Protein Zonulin Linked to Celiac Disease
In 1994 I was diagnosed with celiac disease, which led me to create Celiac.com in 1995. I created this site for a single purpose: To help as many people as possible with celiac disease get diagnosed so they can begin to live happy, healthy gluten-free lives. Celiac.com was the first site on the Internet dedicated solely to celiac disease, and since then it has become an invaluable resource to people worldwide who seek information about celiac disease and the gluten-free diet.
In 1998 I created The Gluten-Free Mall, Your Special Diet Superstore! which was also another Internet first—it was the first gluten-free food site to offer a shopping cart-style interface, and the ability for people to order gluten-free products manufactured by many different companies at a single Web site.
I am also co-author of the book Cereal Killers, and founder and publisher of Journal of Gluten Sensitivity.

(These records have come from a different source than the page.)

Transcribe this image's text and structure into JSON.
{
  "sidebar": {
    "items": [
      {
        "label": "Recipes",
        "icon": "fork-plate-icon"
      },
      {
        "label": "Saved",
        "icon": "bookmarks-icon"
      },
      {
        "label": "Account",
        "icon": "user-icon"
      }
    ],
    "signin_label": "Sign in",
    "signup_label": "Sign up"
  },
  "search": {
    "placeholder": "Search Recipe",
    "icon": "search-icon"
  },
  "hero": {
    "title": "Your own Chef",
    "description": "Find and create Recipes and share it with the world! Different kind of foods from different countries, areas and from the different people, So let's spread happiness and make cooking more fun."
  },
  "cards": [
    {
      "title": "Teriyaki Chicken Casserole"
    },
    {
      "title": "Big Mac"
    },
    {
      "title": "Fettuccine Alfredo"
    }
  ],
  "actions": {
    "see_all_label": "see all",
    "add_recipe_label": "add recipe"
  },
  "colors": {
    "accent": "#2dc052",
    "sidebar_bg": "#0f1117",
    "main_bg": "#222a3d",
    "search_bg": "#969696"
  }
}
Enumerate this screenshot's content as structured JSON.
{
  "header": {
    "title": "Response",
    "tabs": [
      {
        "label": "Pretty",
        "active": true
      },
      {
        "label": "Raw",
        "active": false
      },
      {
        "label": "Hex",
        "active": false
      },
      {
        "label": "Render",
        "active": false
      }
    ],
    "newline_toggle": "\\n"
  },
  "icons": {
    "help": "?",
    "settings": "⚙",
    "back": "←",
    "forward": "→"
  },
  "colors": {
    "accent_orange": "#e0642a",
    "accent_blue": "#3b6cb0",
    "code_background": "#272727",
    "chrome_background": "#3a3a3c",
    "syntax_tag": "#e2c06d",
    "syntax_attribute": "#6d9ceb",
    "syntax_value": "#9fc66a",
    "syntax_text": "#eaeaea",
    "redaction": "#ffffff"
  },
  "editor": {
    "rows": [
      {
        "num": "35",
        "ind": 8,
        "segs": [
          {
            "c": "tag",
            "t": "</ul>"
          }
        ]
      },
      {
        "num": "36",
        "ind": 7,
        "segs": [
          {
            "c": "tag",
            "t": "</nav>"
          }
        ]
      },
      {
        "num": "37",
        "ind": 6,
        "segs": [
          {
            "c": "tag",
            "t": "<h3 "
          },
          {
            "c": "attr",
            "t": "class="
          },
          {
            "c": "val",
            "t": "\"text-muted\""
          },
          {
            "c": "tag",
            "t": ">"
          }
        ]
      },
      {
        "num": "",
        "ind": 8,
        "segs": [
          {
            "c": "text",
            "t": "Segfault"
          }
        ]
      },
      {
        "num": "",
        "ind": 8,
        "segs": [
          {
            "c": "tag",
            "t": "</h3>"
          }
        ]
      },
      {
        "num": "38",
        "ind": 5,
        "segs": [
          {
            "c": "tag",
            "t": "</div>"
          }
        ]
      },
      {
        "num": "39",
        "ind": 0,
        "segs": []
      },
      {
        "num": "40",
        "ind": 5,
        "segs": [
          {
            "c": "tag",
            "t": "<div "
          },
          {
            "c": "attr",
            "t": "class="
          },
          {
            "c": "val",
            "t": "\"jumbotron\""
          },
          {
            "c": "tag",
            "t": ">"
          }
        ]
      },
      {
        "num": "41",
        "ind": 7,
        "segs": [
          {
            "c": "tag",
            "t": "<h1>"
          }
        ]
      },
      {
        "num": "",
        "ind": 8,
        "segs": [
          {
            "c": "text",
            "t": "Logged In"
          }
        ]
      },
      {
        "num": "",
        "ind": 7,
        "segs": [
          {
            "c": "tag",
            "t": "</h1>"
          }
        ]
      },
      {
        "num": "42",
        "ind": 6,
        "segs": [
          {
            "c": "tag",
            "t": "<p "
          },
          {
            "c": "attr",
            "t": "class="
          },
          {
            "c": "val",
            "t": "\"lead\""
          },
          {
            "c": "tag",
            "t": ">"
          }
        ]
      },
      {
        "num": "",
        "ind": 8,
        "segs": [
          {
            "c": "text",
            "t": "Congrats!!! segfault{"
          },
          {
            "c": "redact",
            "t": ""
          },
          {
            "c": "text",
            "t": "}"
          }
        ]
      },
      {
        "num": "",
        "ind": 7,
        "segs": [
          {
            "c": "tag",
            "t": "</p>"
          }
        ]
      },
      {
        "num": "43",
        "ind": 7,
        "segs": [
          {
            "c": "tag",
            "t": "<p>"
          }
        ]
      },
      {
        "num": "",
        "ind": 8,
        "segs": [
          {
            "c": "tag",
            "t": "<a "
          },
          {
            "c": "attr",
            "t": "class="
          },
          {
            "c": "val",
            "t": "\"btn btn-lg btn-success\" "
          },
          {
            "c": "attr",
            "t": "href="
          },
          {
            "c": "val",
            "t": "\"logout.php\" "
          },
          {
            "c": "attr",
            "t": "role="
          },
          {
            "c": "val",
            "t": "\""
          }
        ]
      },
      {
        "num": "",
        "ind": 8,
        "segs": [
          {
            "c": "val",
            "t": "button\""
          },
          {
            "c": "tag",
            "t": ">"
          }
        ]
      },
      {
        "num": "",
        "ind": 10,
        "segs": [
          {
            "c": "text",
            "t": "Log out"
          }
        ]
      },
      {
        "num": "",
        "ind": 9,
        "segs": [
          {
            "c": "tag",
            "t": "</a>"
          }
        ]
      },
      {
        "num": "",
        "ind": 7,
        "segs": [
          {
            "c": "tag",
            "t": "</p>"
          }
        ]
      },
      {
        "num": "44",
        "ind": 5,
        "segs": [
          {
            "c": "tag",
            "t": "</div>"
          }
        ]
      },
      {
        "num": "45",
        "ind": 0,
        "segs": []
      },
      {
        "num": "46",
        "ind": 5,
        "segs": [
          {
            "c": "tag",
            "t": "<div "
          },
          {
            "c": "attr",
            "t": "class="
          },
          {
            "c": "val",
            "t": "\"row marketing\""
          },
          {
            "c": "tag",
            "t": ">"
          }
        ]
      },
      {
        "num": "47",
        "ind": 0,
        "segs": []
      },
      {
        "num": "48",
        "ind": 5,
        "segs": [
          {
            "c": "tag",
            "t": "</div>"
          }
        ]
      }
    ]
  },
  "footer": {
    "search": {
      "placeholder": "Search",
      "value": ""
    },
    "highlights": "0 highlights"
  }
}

Celiac.com 05/14/2000 - Scientists from the University of Maryland have discovered that people with the autoimmune disorder celiac disease have higher levels of the protein zonulin in their bodies. This discovery may ultimately lead to more insight into the causes of other autoimmune diseases, including diabetes, multiple sclerosis and rheumatoid arthritis. In people with celiac disease who eat gluten, which is found in wheat, rye and barley, an autoimmune reaction is set off that creates antibodies that end up attacking their intestines. This causes symptoms like diarrhea and abdominal pain, and may lead to long-term damage and a large host of other problems. Researchers at the University of Maryland have finally found the cause of this curious reaction: a protein in the body called zonulin.
Zonulin is a human protein that acts like a traffic conductor for the bodys tissues by opening spaces between cells, and allowing certain proteins to pass through, while keeping out toxins and bacteria. People with celiac disease have higher levels of zonulin, which apparently allows gluten to pass through the cells in their intestines, which triggers an autoimmune response in their bodies. Until now, researchers could never understand how a big protein like gluten could pass through the immune system. According to author Alessio Fasano, M.D., people with celiac have an increased level of zonulin, which opens the junctions between the cells. In essence, the gateways are stuck open, allowing gluten and other allergens to pass. Further: I believe that zonulin plays a critical role in the modulation of our immune system...(f)or some reason, the zonulin levels go out of whack, and that leads to autoimmune disease. Ultimately these finding may help doctors understand the causes of other, more severe autoimmune disorders.